投稿情報: りっこ | 2012/03/13 17:44
追伸
碑衾町史を目黒区立図書館で検索してみましたが蔵書してないようです。閲覧は可能でしょうか御尋ねします。高架の上を走っているのは目蒲線開通時から活躍した1型か6型でしょう。私が家族に連れられて出掛ける時は既に2両連結でした。
投稿情報: 木造院電車両マニア | 2012/03/13 19:06
追伸
碑衾町誌は洗足の図書館にありました。申し訳ありません。
投稿情報: 木造院電車両マニア | 2012/03/13 19:58
はじめまして。こんなにすごい記事を有難うございます。もしご存知でしたら教えて下さい。奥沢駅の横にある操車場というのでしょうか、電車を何列も置いておける広い土地がなぜ奥沢にあるのかずーっと不思議だったのですが、この大井町線の起点に備えて確保した土地だったということでしょうか?

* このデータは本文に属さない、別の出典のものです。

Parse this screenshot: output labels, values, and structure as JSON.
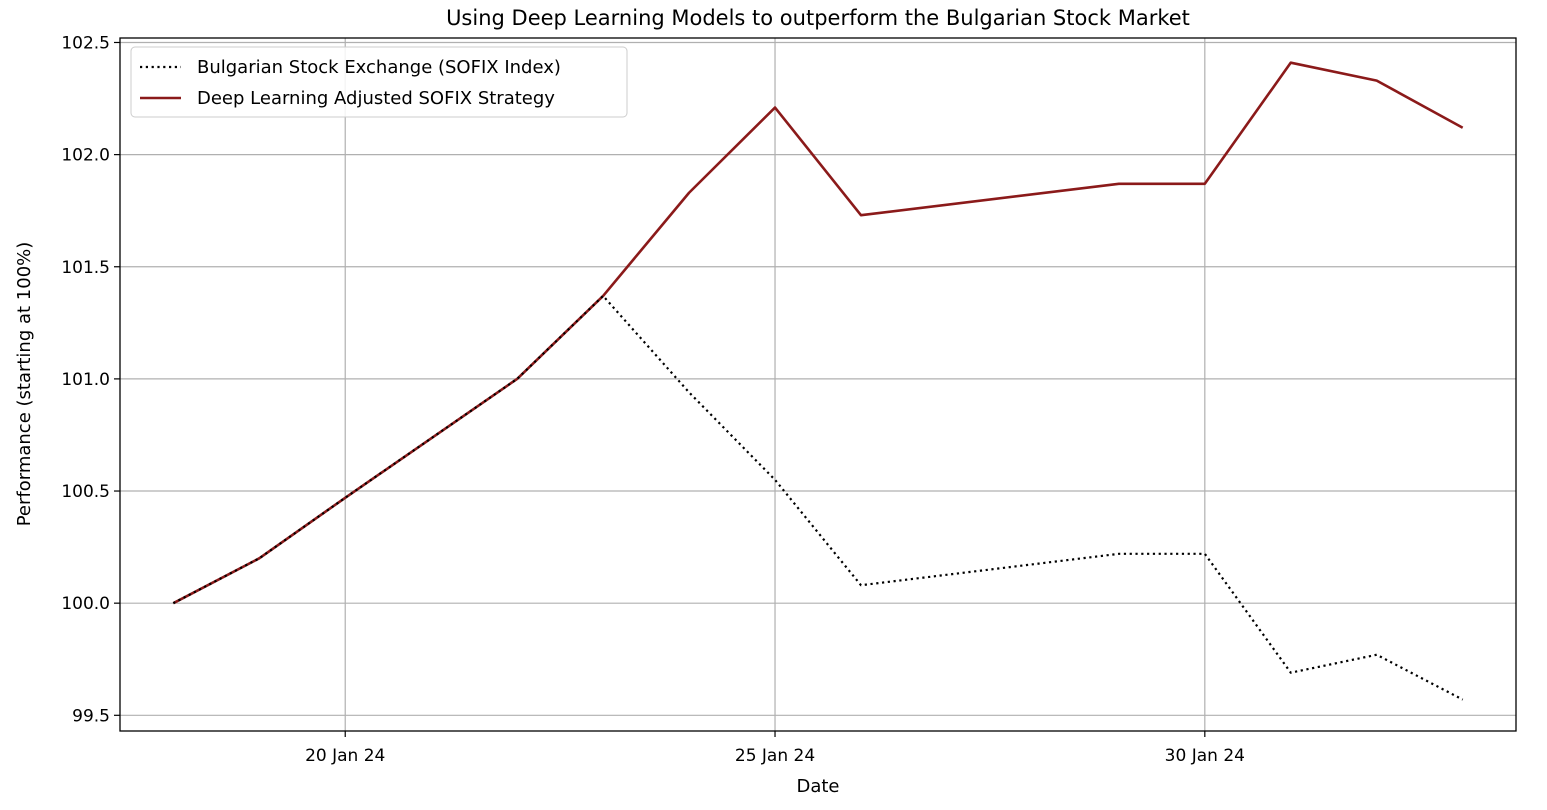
{
  "chart_data": {
    "type": "line",
    "title": "Using Deep Learning Models to outperform the Bulgarian Stock Market",
    "xlabel": "Date",
    "ylabel": "Performance (starting at 100%)",
    "x_range": [
      "2024-01-17T09:07:00",
      "2024-02-02T14:53:00"
    ],
    "ylim": [
      99.43,
      102.52
    ],
    "x_ticks": [
      {
        "date": "2024-01-20",
        "label": "20 Jan 24"
      },
      {
        "date": "2024-01-25",
        "label": "25 Jan 24"
      },
      {
        "date": "2024-01-30",
        "label": "30 Jan 24"
      }
    ],
    "y_ticks": [
      {
        "value": 99.5,
        "label": "99.5"
      },
      {
        "value": 100.0,
        "label": "100.0"
      },
      {
        "value": 100.5,
        "label": "100.5"
      },
      {
        "value": 101.0,
        "label": "101.0"
      },
      {
        "value": 101.5,
        "label": "101.5"
      },
      {
        "value": 102.0,
        "label": "102.0"
      },
      {
        "value": 102.5,
        "label": "102.5"
      }
    ],
    "grid": true,
    "legend_position": "top-left",
    "series": [
      {
        "name": "Bulgarian Stock Exchange (SOFIX Index)",
        "color": "#000000",
        "style": "dotted",
        "points": [
          {
            "x": "2024-01-18",
            "y": 100.0
          },
          {
            "x": "2024-01-19",
            "y": 100.2
          },
          {
            "x": "2024-01-20",
            "y": 100.47
          },
          {
            "x": "2024-01-22",
            "y": 101.0
          },
          {
            "x": "2024-01-23",
            "y": 101.37
          },
          {
            "x": "2024-01-24",
            "y": 100.94
          },
          {
            "x": "2024-01-25",
            "y": 100.55
          },
          {
            "x": "2024-01-26",
            "y": 100.08
          },
          {
            "x": "2024-01-29",
            "y": 100.22
          },
          {
            "x": "2024-01-30",
            "y": 100.22
          },
          {
            "x": "2024-01-31",
            "y": 99.69
          },
          {
            "x": "2024-02-01",
            "y": 99.77
          },
          {
            "x": "2024-02-02",
            "y": 99.57
          }
        ]
      },
      {
        "name": "Deep Learning Adjusted SOFIX Strategy",
        "color": "#8b1a1a",
        "style": "solid",
        "points": [
          {
            "x": "2024-01-18",
            "y": 100.0
          },
          {
            "x": "2024-01-19",
            "y": 100.2
          },
          {
            "x": "2024-01-20",
            "y": 100.47
          },
          {
            "x": "2024-01-22",
            "y": 101.0
          },
          {
            "x": "2024-01-23",
            "y": 101.37
          },
          {
            "x": "2024-01-24",
            "y": 101.83
          },
          {
            "x": "2024-01-25",
            "y": 102.21
          },
          {
            "x": "2024-01-26",
            "y": 101.73
          },
          {
            "x": "2024-01-29",
            "y": 101.87
          },
          {
            "x": "2024-01-30",
            "y": 101.87
          },
          {
            "x": "2024-01-31",
            "y": 102.41
          },
          {
            "x": "2024-02-01",
            "y": 102.33
          },
          {
            "x": "2024-02-02",
            "y": 102.12
          }
        ]
      }
    ]
  }
}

投稿情報: bravo | 2016/12/16 08:53
枯れたBlogにコメントありがとうございます。
さて、奥沢に広大な土地があった理由。これは田園都市建設のために確保された土地となります。ただし、鉄道建設計画は用地買収と密接に関連しており、結果として目黒蒲田電鉄線が目黒~蒲田間と確定した時点で、ほぼ中間であること、そして用地が確保できること、が主な理由となります。
このことから、洗足、大岡山、奥沢、多摩川台(調布)とあった田園都市計画は、大岡山が現 東工大に、奥沢が鉄道用地等となり、半分程度の規模に落着いたわけです。
よって、大井町線の起点云々などでは勿論なく、紆余曲折の結果、もっといえば出たとこ勝負(結果オーライ)となるわけです。